No todos los grandes mitos occidentales provienen de la Antigüedad clásica. Don Juan y Fausto, dos personajes nacidos de la literatura, bien pueden dar cuenta de esto.
A continuación, observaremos cómo evolucionaron sus respectivas siluetas.
I. Acerca del donjuanismo y de lo fáustico
Desde el origen de la humanidad, la seducción y el conocimiento han sido atributos anhelados por la mayoría de los hombres. Quien tenga la habilidad de seducir podrá abrirse paso a través de los más intrincados meandros de la vida en sociedad; quien tenga la mayor cantidad de conocimiento podrá ser reconocido por buena parte de los que conforman esa vida en sociedad. En ambos casos, lo que vemos es el despliegue de un sofisticadísimo dispositivo de poder, y no cabe duda de que la búsqueda de poder fue, es y será el gran motor de nuestra civilización occidental, misma que hoy permite ser llamada, a un tiempo, sociedad de consumo, sociedad del espectáculo y sociedad del conocimiento.[1]

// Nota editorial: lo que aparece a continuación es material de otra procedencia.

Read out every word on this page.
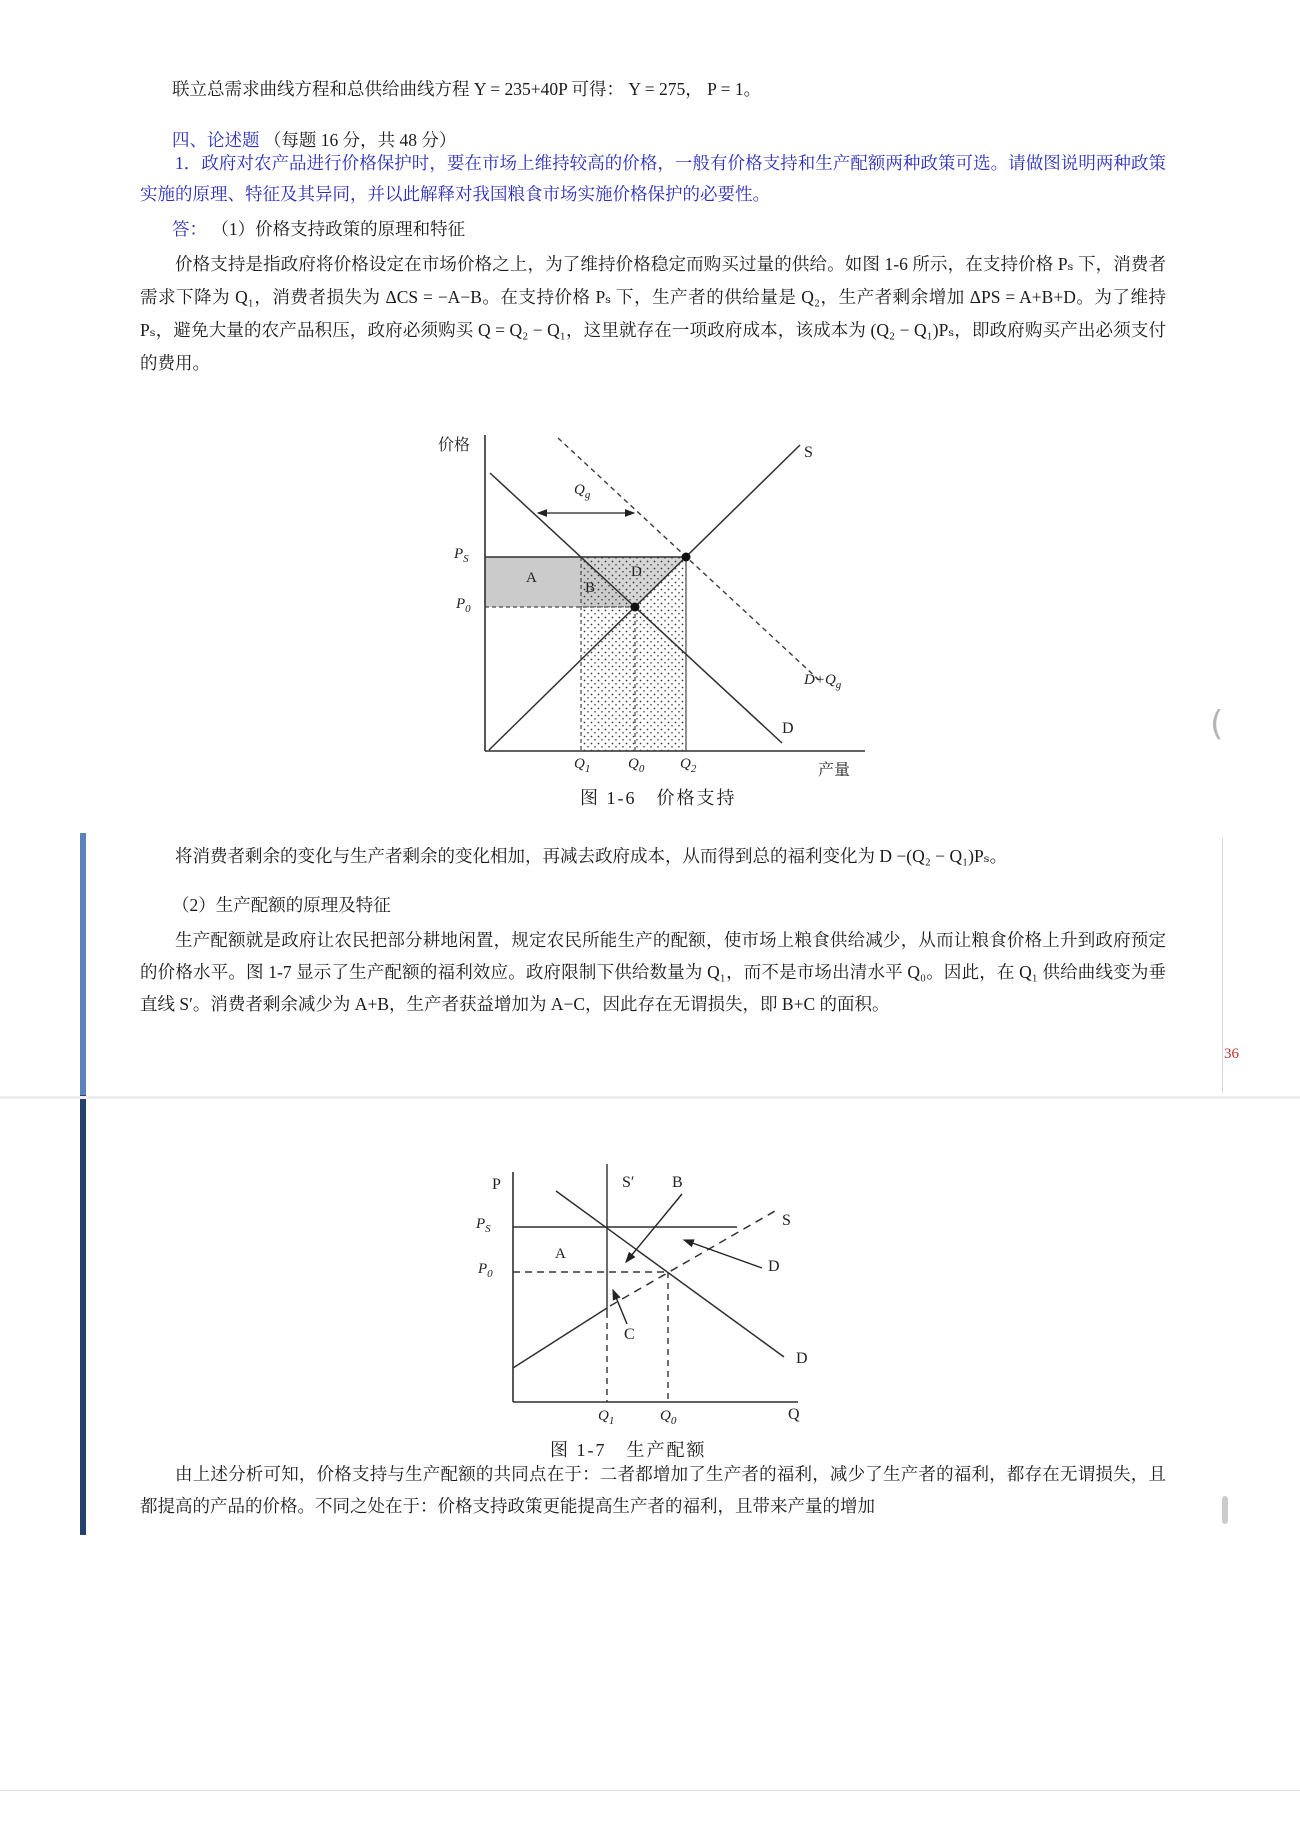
联立总需求曲线方程和总供给曲线方程 Y = 235+40P 可得： Y = 275， P = 1。

四、论述题 （每题 16 分，共 48 分）

1．政府对农产品进行价格保护时，要在市场上维持较高的价格，一般有价格支持和生产配额两种政策可选。请做图说明两种政策实施的原理、特征及其异同，并以此解释对我国粮食市场实施价格保护的必要性。

答： （1）价格支持政策的原理和特征

价格支持是指政府将价格设定在市场价格之上，为了维持价格稳定而购买过量的供给。如图 1-6 所示，在支持价格 Pₛ 下，消费者需求下降为 Q₁，消费者损失为 ΔCS = −A−B。在支持价格 Pₛ 下，生产者的供给量是 Q₂，生产者剩余增加 ΔPS = A+B+D。为了维持 Pₛ，避免大量的农产品积压，政府必须购买 Q = Q₂ − Q₁，这里就存在一项政府成本，该成本为 (Q₂ − Q₁)Pₛ，即政府购买产出必须支付的费用。

价格
$P_S$
$P_0$
$Q_g$
A
B
D
S
D
$D+Q_g$
$Q_1$	$Q_0$ $Q_2$	产量
图 1-6　价格支持

将消费者剩余的变化与生产者剩余的变化相加，再减去政府成本，从而得到总的福利变化为 D −(Q₂ − Q₁)Pₛ。

（2）生产配额的原理及特征

生产配额就是政府让农民把部分耕地闲置，规定农民所能生产的配额，使市场上粮食供给减少，从而让粮食价格上升到政府预定的价格水平。图 1-7 显示了生产配额的福利效应。政府限制下供给数量为 Q₁，而不是市场出清水平 Q₀。因此，在 Q₁ 供给曲线变为垂直线 S′。消费者剩余减少为 A+B，生产者获益增加为 A−C，因此存在无谓损失，即 B+C 的面积。

36
P
$P_S$
$P_0$
S′ B
S
D
A
C
D
$Q_1$	$Q_0$	Q
图 1-7　生产配额

由上述分析可知，价格支持与生产配额的共同点在于：二者都增加了生产者的福利，减少了生产者的福利，都存在无谓损失，且都提高的产品的价格。不同之处在于：价格支持政策更能提高生产者的福利，且带来产量的增加

(
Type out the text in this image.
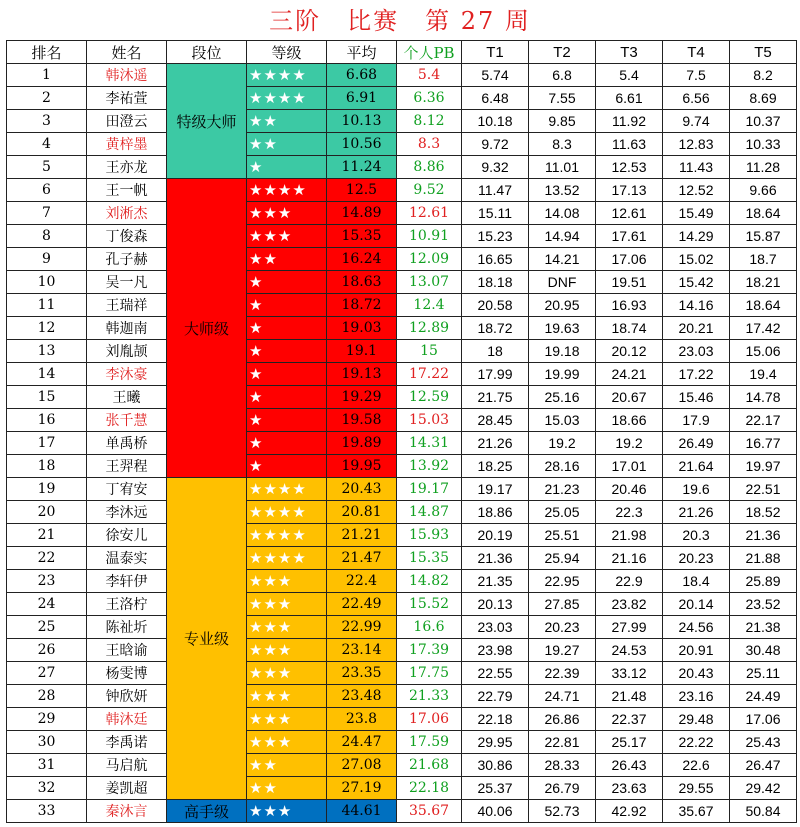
三阶　比赛　第 27 周
排名	姓名	段位	等级	平均	个人PB	T1	T2	T3	T4	T5
1	韩沐遥	特级大师	★★★★	6.68	5.4	5.74	6.8	5.4	7.5	8.2
2	李祐萱		★★★★	6.91	6.36	6.48	7.55	6.61	6.56	8.69
3	田澄云		★★	10.13	8.12	10.18	9.85	11.92	9.74	10.37
4	黄梓墨		★★	10.56	8.3	9.72	8.3	11.63	12.83	10.33
5	王亦龙		★	11.24	8.86	9.32	11.01	12.53	11.43	11.28
6	王一帆	大师级	★★★★	12.5	9.52	11.47	13.52	17.13	12.52	9.66
7	刘淅杰		★★★	14.89	12.61	15.11	14.08	12.61	15.49	18.64
8	丁俊森		★★★	15.35	10.91	15.23	14.94	17.61	14.29	15.87
9	孔子赫		★★	16.24	12.09	16.65	14.21	17.06	15.02	18.7
10	吴一凡		★	18.63	13.07	18.18	DNF	19.51	15.42	18.21
11	王瑞祥		★	18.72	12.4	20.58	20.95	16.93	14.16	18.64
12	韩迦南		★	19.03	12.89	18.72	19.63	18.74	20.21	17.42
13	刘胤颉		★	19.1	15	18	19.18	20.12	23.03	15.06
14	李沐豪		★	19.13	17.22	17.99	19.99	24.21	17.22	19.4
15	王曦		★	19.29	12.59	21.75	25.16	20.67	15.46	14.78
16	张千慧		★	19.58	15.03	28.45	15.03	18.66	17.9	22.17
17	单禹桥		★	19.89	14.31	21.26	19.2	19.2	26.49	16.77
18	王羿程		★	19.95	13.92	18.25	28.16	17.01	21.64	19.97
19	丁宥安	专业级	★★★★	20.43	19.17	19.17	21.23	20.46	19.6	22.51
20	李沐远		★★★★	20.81	14.87	18.86	25.05	22.3	21.26	18.52
21	徐安儿		★★★★	21.21	15.93	20.19	25.51	21.98	20.3	21.36
22	温泰实		★★★★	21.47	15.35	21.36	25.94	21.16	20.23	21.88
23	李轩伊		★★★	22.4	14.82	21.35	22.95	22.9	18.4	25.89
24	王洛柠		★★★	22.49	15.52	20.13	27.85	23.82	20.14	23.52
25	陈祉圻		★★★	22.99	16.6	23.03	20.23	27.99	24.56	21.38
26	王晗谕		★★★	23.14	17.39	23.98	19.27	24.53	20.91	30.48
27	杨雯博		★★★	23.35	17.75	22.55	22.39	33.12	20.43	25.11
28	钟欣妍		★★★	23.48	21.33	22.79	24.71	21.48	23.16	24.49
29	韩沐廷		★★★	23.8	17.06	22.18	26.86	22.37	29.48	17.06
30	李禹诺		★★★	24.47	17.59	29.95	22.81	25.17	22.22	25.43
31	马启航		★★	27.08	21.68	30.86	28.33	26.43	22.6	26.47
32	姜凯超		★★	27.19	22.18	25.37	26.79	23.63	29.55	29.42
33	秦沐言	高手级	★★★	44.61	35.67	40.06	52.73	42.92	35.67	50.84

En lo que concierne a la literatura, la seducción y la búsqueda de conocimiento están personificados, respectivamente, en las figuras de don Juan y Fausto, personajes tan complejos como lo que ellos en sí mismos representan y, por tanto, mucho más interesantes que lo que de ellos dicen los libros que supieron erigirlos como protagonistas. Ambos lograron convertirse en auténticos arquetipos del espíritu moderno de Occidente, a tal punto que las palabras donjuanismo y fáustico —un largo sustantivo, en el primer caso; un enigmático adjetivo, en el segundo— tienen más difusión en nuestros días que los propios actores que les dieron nombre.
Don Juan y Fausto, en efecto, ascendieron a la categoría de mito. Pero, a diferencia de lo ocurrido con los mitos grecolatinos,[2] aquéllos fueron primero materia literaria para sólo después convertirse en mitos propiamente dichos, lo que quizá los vuelva incluso más atractivos a nuestros ojos. Veamos qué nos ofrece cada uno de ellos.
II. Don Juan o de la seducción
La figura de don Juan es la del ser que busca la Belleza, la del ser que se aturde en el furor sexual. Podríamos pensarlo, si me permite el apelativo, como el héroe de la eterna seducción. Aun así, existen diversas interpretaciones de este personaje. Por ejemplo, en la primera obra que se ocupa del tema, ‘El burlador de Sevilla‘ (1630), de Tirso de Molina, el tratamiento es teológico-moral. La tesis que Tirso sostiene en la obra es bastante sencilla: el hombre que va aplazando su arrepentimiento queda, al final, atrapado por las garras de la muerte y, por consiguiente, le resulta imposible alcanzar la salvación. Como podemos apreciar, el tema responde a las preocupaciones propias de la España de la Contrarreforma.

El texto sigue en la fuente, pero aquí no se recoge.